Department of Laboratory Medicine, Institute of Biomedicine, The Sahlgrenska Academy at the University of Gothenburg, Gothenburg, Sweden.
Novo Nordisk, Oxford, United Kingdom.
Thromb Haemost. 2019 Jul;119(7):1072-1083. doi: 10.1055/s-0039-1687879. Epub 2019 Apr 29.
Elucidating the genetic basis underlying hepatic hemostatic gene expression variability may contribute to unraveling genetic factors contributing to thrombotic or bleeding disorders. We aimed to identify novel -regulatory variants involved in regulating hemostatic genes by analyzing allele-specific expression (ASE) in human liver samples.

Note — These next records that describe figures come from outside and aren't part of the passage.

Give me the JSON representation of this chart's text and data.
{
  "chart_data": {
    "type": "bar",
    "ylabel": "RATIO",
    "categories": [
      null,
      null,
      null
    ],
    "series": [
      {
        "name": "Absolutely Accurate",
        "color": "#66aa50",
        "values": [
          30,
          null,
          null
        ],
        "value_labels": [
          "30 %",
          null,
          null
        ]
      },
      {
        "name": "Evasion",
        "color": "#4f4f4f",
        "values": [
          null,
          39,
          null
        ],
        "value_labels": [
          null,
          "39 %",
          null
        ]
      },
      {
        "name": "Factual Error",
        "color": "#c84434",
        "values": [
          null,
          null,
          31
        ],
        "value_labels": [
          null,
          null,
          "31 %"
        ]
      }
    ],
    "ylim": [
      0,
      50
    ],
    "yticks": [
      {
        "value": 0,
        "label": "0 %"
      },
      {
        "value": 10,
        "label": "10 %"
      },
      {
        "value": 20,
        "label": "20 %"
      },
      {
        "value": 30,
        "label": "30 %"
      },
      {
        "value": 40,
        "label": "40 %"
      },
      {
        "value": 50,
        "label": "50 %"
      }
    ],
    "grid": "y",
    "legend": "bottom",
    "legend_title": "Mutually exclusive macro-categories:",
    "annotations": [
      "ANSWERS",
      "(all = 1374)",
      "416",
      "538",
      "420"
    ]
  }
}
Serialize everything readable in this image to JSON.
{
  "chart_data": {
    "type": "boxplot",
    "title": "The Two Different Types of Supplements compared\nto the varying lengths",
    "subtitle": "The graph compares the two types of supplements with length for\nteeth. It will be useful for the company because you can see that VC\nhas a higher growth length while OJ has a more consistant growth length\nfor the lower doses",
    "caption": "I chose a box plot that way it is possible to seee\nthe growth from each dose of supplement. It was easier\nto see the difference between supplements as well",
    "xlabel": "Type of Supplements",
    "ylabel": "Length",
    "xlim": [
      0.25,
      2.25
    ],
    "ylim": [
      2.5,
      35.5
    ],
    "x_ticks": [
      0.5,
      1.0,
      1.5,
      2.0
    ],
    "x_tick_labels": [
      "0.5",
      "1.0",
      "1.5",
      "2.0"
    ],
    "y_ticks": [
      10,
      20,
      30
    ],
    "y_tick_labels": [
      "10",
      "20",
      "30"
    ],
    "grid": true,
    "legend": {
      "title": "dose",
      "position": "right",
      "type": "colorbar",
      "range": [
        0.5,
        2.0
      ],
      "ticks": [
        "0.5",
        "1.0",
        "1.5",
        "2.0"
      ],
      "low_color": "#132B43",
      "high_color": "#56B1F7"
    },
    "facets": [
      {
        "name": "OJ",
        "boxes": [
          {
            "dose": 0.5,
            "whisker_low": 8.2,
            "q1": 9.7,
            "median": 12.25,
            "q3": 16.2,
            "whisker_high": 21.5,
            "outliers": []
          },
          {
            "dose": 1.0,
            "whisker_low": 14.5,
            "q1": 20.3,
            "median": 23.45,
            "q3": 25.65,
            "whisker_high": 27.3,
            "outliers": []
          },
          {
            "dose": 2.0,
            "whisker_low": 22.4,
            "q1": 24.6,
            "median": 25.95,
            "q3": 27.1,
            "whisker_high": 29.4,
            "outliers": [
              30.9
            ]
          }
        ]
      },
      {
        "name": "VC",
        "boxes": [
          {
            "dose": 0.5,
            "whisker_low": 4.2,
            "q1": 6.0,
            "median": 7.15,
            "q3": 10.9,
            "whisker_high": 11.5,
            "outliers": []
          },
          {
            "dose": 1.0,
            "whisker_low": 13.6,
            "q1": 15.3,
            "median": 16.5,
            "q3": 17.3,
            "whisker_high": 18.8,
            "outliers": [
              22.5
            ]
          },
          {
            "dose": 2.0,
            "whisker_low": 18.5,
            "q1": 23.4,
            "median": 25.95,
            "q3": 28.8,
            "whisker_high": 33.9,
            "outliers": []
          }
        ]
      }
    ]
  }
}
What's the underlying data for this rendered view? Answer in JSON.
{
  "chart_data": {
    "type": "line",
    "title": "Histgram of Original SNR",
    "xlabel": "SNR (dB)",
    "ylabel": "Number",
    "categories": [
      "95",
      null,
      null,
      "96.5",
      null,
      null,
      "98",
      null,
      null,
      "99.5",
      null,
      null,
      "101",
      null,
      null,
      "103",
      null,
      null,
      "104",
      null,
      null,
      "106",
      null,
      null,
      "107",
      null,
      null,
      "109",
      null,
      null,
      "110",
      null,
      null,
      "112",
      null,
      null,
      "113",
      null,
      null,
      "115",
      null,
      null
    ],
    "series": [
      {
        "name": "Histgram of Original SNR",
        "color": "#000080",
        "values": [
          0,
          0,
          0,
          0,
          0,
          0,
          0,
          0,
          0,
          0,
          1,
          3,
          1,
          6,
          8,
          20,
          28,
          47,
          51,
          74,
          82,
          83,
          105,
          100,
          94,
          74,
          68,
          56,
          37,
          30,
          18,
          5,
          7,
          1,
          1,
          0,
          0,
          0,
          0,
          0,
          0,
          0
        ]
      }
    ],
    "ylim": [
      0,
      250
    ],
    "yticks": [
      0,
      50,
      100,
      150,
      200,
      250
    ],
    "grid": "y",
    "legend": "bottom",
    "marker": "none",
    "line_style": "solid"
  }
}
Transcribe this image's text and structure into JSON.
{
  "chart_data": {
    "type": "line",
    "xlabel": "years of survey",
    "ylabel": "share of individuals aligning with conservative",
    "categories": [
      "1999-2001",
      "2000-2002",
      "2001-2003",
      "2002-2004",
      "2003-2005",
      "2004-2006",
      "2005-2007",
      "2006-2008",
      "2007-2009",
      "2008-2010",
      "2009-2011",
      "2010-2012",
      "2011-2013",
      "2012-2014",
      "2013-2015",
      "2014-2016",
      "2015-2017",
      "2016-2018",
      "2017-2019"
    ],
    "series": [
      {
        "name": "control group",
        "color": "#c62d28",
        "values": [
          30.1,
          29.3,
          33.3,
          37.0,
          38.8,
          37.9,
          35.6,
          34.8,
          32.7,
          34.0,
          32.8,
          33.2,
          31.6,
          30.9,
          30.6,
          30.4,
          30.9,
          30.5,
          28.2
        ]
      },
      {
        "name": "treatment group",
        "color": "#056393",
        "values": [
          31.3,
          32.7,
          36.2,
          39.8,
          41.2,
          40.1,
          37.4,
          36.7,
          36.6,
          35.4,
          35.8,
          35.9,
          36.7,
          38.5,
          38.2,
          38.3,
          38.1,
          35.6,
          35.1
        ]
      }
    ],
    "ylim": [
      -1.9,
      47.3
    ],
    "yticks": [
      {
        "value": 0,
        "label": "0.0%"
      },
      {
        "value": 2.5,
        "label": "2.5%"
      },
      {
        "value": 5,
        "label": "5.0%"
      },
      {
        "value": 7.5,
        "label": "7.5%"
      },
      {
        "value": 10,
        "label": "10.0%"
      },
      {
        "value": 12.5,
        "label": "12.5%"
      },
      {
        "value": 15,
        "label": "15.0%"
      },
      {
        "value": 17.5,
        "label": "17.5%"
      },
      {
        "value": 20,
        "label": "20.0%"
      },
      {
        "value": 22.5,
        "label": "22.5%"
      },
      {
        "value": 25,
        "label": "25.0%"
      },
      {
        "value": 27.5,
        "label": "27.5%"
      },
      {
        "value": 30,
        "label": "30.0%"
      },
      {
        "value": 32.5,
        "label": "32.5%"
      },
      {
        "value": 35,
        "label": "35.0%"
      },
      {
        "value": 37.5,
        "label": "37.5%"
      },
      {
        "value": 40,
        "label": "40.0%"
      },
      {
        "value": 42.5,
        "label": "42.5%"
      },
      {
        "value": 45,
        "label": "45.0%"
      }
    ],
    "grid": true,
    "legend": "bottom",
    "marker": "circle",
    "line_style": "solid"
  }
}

Biopsies of human liver tissue and blood were collected from adults undergoing liver surgery at the Sahlgrenska University Hospital ( = 20). Genomic deoxyribonucleic acid (gDNA) and total ribonucleic acid (RNA) were isolated. A targeted approach was used to enrich and sequence 35 hemostatic genes for single nucleotide polymorphism (SNP) analysis (gDNAseq) and construct individualized genomes for transcript alignment. The allelic ratio of transcripts from targeted RNAseq was determined via ASE analysis. Public expression quantitative trait loci (eQTL) and genome-wide association study (GWAS) data were used to assess novelty and importance of the ASE SNPs (and proxies, ≥ 0.8) for relevant traits/diseases.
Sixty percent of the genes studied showed allelic imbalance across 53 SNPs. Of these, 7 SNPs were previously validated in liver eQTL studies. For 32 with eQTLs in other cell/tissue types, this is the first time genotype-specific expression is demonstrated in liver, and for 14 ASE SNPs, this is the first ever reported genotype-expression association. A total of 29 ASE SNPs were previously associated with the respective plasma protein levels and 17 ASE SNPs to other relevant GWAS traits including venous thromboembolism, coronary artery disease, and stroke.
Our study provides a comprehensive ASE analysis of hemostatic genes and insights into the regulation of hemostatic genes in human liver.
阐明肝脏止血基因表达变异性的遗传基础,可能有助于揭示导致血栓形成或出血性疾病的遗传因素。我们旨在通过分析人类肝组织样本中的等位基因特异性表达(ASE),鉴定参与调节止血基因的新型调控变体。
从在萨赫勒格兰斯卡大学医院接受肝手术的成年人中采集肝组织和血液活检( = 20)。分离基因组脱氧核糖核酸(gDNA)和总核糖核酸(RNA)。采用靶向方法富集和测序 35 个止血基因,进行单核苷酸多态性(SNP)分析(gDNAseq),并构建个体基因组进行转录物比对。通过 ASE 分析确定靶向 RNAseq 中转录物的等位基因比例。利用公共表达数量性状基因座(eQTL)和全基因组关联研究(GWAS)数据评估 ASE SNPs 的新颖性和重要性(和代理, ≥ 0.8)及其与相关性状/疾病的关系。
在所研究的基因中,有 60%的基因在 53 个 SNP 上表现出等位基因不平衡。其中,7 个 SNP 先前在肝 eQTL 研究中得到验证。对于其他细胞/组织类型具有 eQTL 的 32 个基因,这是首次在肝中证明基因型特异性表达,对于 14 个 ASE SNPs,这是首次报道基因型-表达关联。共有 29 个 ASE SNPs 先前与相应的血浆蛋白水平相关,17 个 ASE SNPs 与其他相关的 GWAS 性状相关,包括静脉血栓栓塞、冠心病和中风。
我们的研究提供了止血基因的全面 ASE 分析,并深入了解了人类肝脏中止血基因的调控。